Samuel Dickens Family Tree 3 Generations
In the mean time, I have done some research on the IGI using
known facts of Charles Dickens line. Charles grandfather, William
Dickens actually married twice. Charles comes from the marriage to
Elizabeth Ball, but we may came from his first marriage to Elizabeth
Palmer.
If I have
proved nothing else, I have proved that there is no direct connection
with the Author and the story has probably filtered down through the
surname.
However in April 2006 a relative through the Harris side of the family
claims to have evidence of the connection. Having received the document
of the tree it connects us via Samuel Dickens up through 3 generations
to a John Dickens whose brother William is from where Charles Dickens
is descended. It is the only document that shows the connection and I
was desperate to talk to the author. I wrote to my only contact and
about a week later the person who put the tree together rang and left
me a message. The number left did not work and it took us weeks to
track down the correct dialling code. However we did and I rang a few
times and left a message. So far no one has rung back.

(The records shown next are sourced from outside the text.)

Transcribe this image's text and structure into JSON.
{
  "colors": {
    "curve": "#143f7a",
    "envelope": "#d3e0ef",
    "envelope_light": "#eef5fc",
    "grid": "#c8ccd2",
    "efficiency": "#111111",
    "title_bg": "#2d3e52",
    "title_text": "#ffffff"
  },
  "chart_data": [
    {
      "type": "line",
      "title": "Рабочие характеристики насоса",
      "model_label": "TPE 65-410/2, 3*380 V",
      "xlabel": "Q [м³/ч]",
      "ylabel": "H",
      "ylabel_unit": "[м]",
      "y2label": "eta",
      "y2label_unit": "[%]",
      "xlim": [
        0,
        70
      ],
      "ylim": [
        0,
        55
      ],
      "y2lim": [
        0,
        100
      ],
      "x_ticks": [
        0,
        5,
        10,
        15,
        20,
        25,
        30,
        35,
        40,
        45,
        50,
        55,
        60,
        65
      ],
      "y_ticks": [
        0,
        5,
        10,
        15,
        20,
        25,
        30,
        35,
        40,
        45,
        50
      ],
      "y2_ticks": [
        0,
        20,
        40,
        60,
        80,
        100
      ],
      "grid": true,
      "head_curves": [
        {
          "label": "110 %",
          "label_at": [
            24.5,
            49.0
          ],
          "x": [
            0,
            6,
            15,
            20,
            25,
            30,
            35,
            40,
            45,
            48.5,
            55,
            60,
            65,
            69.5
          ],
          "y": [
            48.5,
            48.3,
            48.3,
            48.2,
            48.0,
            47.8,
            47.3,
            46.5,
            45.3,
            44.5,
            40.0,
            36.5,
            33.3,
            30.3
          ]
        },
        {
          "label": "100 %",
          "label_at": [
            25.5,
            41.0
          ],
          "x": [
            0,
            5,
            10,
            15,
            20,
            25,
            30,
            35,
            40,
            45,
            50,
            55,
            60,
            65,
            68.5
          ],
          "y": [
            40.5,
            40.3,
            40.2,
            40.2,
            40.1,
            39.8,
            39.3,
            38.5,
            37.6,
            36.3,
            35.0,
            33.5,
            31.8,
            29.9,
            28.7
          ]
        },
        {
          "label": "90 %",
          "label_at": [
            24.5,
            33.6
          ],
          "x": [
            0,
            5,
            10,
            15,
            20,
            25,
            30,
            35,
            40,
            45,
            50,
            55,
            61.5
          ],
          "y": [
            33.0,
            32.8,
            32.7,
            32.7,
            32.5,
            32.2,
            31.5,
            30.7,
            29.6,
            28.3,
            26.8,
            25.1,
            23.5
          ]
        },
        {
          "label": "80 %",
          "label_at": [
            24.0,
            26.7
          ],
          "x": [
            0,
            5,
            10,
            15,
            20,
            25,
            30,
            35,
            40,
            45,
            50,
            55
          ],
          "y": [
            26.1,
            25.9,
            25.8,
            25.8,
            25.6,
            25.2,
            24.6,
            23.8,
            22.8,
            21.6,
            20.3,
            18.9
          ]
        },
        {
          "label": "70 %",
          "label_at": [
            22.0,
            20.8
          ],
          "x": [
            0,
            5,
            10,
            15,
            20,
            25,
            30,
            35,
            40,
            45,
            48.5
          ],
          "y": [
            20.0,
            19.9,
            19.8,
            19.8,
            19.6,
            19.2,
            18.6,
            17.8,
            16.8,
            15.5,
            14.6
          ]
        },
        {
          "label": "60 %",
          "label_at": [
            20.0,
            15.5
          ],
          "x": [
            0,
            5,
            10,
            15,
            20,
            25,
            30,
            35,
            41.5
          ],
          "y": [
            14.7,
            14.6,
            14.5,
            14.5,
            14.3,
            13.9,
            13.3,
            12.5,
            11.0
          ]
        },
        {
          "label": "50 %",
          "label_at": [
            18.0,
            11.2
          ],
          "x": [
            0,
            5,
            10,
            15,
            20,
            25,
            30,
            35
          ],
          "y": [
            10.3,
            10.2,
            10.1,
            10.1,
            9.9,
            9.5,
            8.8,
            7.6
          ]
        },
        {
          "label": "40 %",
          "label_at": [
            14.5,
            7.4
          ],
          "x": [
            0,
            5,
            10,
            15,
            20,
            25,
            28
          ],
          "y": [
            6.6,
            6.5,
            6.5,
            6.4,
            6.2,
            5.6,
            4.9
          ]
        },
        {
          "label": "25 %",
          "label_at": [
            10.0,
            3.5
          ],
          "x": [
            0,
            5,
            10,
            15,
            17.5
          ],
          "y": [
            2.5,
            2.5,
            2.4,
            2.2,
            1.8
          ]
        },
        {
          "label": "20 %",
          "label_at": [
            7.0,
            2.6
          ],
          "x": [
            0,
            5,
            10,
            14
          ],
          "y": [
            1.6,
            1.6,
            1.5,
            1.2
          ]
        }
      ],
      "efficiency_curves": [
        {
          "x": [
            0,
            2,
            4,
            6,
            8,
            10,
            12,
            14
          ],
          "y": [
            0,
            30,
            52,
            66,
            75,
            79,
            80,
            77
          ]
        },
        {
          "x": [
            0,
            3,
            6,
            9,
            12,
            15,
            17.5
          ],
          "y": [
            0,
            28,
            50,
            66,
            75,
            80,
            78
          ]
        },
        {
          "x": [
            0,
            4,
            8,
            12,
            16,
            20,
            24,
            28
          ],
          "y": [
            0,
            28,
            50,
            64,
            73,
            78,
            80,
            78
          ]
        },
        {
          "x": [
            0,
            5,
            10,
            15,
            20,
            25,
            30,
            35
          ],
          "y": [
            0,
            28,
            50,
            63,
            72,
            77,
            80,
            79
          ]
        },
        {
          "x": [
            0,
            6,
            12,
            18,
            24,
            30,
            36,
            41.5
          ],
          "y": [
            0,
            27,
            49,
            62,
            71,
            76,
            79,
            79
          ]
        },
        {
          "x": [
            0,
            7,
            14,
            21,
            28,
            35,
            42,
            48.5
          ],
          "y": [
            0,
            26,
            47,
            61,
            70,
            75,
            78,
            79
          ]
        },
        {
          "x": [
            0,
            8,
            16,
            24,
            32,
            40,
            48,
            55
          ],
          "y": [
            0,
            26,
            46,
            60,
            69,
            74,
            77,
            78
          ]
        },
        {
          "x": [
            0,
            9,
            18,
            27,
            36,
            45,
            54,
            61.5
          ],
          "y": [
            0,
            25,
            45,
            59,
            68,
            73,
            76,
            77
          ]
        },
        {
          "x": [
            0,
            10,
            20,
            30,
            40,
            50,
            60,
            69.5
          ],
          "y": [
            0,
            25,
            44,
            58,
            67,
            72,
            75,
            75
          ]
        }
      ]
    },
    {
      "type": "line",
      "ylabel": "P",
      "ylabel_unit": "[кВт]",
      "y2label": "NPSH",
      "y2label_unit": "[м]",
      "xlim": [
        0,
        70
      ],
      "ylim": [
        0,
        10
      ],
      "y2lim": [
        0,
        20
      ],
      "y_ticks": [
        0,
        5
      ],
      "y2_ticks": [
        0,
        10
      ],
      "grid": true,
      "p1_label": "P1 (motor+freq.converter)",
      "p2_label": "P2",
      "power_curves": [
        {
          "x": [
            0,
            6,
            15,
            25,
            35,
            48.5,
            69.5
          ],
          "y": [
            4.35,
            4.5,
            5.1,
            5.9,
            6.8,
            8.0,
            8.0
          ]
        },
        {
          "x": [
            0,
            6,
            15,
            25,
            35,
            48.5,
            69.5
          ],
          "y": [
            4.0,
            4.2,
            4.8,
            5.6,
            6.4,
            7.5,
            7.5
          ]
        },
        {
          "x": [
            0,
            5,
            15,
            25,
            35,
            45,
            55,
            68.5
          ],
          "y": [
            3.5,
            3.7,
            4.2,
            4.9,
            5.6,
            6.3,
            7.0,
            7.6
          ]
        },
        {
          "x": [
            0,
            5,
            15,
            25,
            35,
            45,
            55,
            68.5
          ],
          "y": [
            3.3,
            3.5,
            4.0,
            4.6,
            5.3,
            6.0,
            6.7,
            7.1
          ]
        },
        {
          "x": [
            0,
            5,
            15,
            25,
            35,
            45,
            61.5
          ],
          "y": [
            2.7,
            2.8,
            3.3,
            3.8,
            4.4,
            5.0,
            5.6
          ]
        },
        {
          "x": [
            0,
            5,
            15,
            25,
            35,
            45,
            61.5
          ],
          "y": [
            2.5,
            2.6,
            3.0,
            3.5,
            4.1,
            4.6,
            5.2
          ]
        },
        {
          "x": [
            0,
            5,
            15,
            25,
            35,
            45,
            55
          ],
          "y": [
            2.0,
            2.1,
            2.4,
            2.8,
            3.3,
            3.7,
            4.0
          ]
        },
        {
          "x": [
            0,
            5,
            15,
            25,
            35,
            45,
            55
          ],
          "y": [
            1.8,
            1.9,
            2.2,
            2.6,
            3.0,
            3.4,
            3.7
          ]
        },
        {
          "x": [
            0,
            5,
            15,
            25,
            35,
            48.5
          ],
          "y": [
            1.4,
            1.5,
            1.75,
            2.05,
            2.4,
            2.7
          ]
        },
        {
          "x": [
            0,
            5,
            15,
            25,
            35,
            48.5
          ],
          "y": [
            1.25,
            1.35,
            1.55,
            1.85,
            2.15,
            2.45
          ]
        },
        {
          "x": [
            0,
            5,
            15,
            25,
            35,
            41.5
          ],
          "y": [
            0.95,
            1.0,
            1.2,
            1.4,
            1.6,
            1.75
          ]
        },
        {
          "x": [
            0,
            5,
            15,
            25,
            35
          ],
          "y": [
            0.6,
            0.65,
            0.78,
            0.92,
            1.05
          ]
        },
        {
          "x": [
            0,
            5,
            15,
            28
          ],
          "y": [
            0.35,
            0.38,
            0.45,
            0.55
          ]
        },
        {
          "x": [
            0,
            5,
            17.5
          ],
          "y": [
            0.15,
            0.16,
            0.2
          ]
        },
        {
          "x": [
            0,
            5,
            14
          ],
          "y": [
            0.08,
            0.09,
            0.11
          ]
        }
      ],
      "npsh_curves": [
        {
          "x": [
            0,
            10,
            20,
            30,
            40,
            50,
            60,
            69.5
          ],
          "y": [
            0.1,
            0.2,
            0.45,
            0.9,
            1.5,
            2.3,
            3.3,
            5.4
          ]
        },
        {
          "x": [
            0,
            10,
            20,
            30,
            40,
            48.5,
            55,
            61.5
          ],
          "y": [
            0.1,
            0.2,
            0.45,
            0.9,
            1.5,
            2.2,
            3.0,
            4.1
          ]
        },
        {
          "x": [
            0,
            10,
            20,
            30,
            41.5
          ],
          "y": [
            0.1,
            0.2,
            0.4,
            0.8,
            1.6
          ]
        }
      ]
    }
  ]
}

I would really
love to talk to them so if they are reading this please call me.
Anyhow, doing some more research myself I found our Samuel on 1841 and
1851 census, it is a different Samuel to the one shown on the tree and
searches on the internet showed that the Samuel used to make the
connection died in 1808, and was married not to Phoebe but to Rebbecca
Green. He also was born and died in the US. So it is a shame but I
think the tree is wrong. For sure all the information up from it and to
Charles Dickens seems to be correct, but still there is no link to our
family. Maybe there is another connection through to them.
Emma is connected to our family by the marriage in 1850 to William
Farrall. This is covered in an earlier chapter. She was married to him
until at least 1865 when she had her last child that we know of.
By 1881 Emma is widowed and working a charwomen in the Chelsea
Workhouse in Arthur Street. This is from the 1881 census information
and she is classed as a pauper, aged 53, by 1891 she is still in
the Chelsea Workhouse now aged 62, and seems to be still going strong
in 1901, when she is found on the census aged 72, in the Chelsea
Workhouse, working as a shirt needlewomen.